U.S. stocks opened sharply higher on Tuesday, as global markets extended gains after Beijing cut interest rates on the heels of another sharp drop in China’s shares. The Dow Jones Industrial Average lately advanced 351.36 points, or 2.21%, to 16,222.71. The S&P 500 rose 39.19 points, or 2.07%, to 1,932.40. The Nasdaq rose 110.91 points, or 2.45%, to 4,637.15.

China’s central bank on Tuesday cut its benchmark interest rate and freed banks to lend more, the latest signs of the government’s growing distress over slumping stocks and slowing economic growth. The People’s Bank of China (PBOC) said it was cutting the one-year benchmark bank lending rate by 25 basis points to 4.6 percent, cutting one-year benchmark deposit rates by the same amount, and reducing reserve requirements (RRR) by 50 basis points to 18 percent for most big banks.

U.S. single-family home prices rose a tad faster from a year ago in June, suggesting resilience in the housing sector as the Federal Reserve has stuck to a near-zero interest rate policy, a closely watched survey said on Tuesday. The S&P/Case Shiller composite index of 20 metropolitan areas in June gained 5.0 percent year over year, a bit quicker than the 4.9 percent rate in May.
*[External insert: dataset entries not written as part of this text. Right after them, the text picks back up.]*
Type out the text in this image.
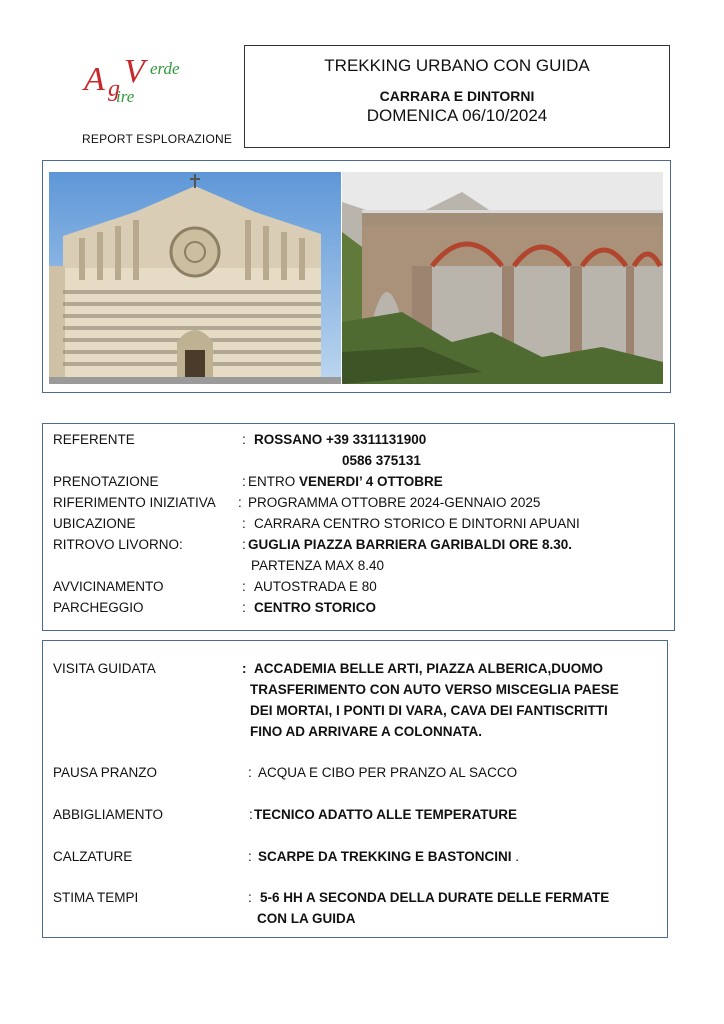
A g V erde
ire
REPORT ESPLORAZIONE
TREKKING URBANO CON GUIDA
CARRARA E DINTORNI
DOMENICA 06/10/2024
REFERENTE	: ROSSANO +39 3311131900
0586 375131
PRENOTAZIONE	: ENTRO VENERDI’ 4 OTTOBRE
RIFERIMENTO INIZIATIVA : PROGRAMMA OTTOBRE 2024-GENNAIO 2025
UBICAZIONE	: CARRARA CENTRO STORICO E DINTORNI APUANI
RITROVO LIVORNO:	: GUGLIA PIAZZA BARRIERA GARIBALDI ORE 8.30.
PARTENZA MAX 8.40
AVVICINAMENTO	: AUTOSTRADA E 80
PARCHEGGIO	: CENTRO STORICO
VISITA GUIDATA	: ACCADEMIA BELLE ARTI, PIAZZA ALBERICA,DUOMO
TRASFERIMENTO CON AUTO VERSO MISCEGLIA PAESE
DEI MORTAI, I PONTI DI VARA, CAVA DEI FANTISCRITTI
FINO AD ARRIVARE A COLONNATA.
PAUSA PRANZO	: ACQUA E CIBO PER PRANZO AL SACCO
ABBIGLIAMENTO	: TECNICO ADATTO ALLE TEMPERATURE
CALZATURE	: SCARPE DA TREKKING E BASTONCINI .
STIMA TEMPI	: 5-6 HH A SECONDA DELLA DURATE DELLE FERMATE
CON LA GUIDA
Oil bounced back from heavy losses on Tuesday but global oversupply and worries about the severity of the economic slowdown in China, the world’s top commodity consumer, kept prices near 6-1/2-year lows. U.S. crude, also known at West Texas Intermediate or WTI, was up $1.40 at $39.64 a barrel by 1220 British time, while Brent was up $1.50 at $44.19.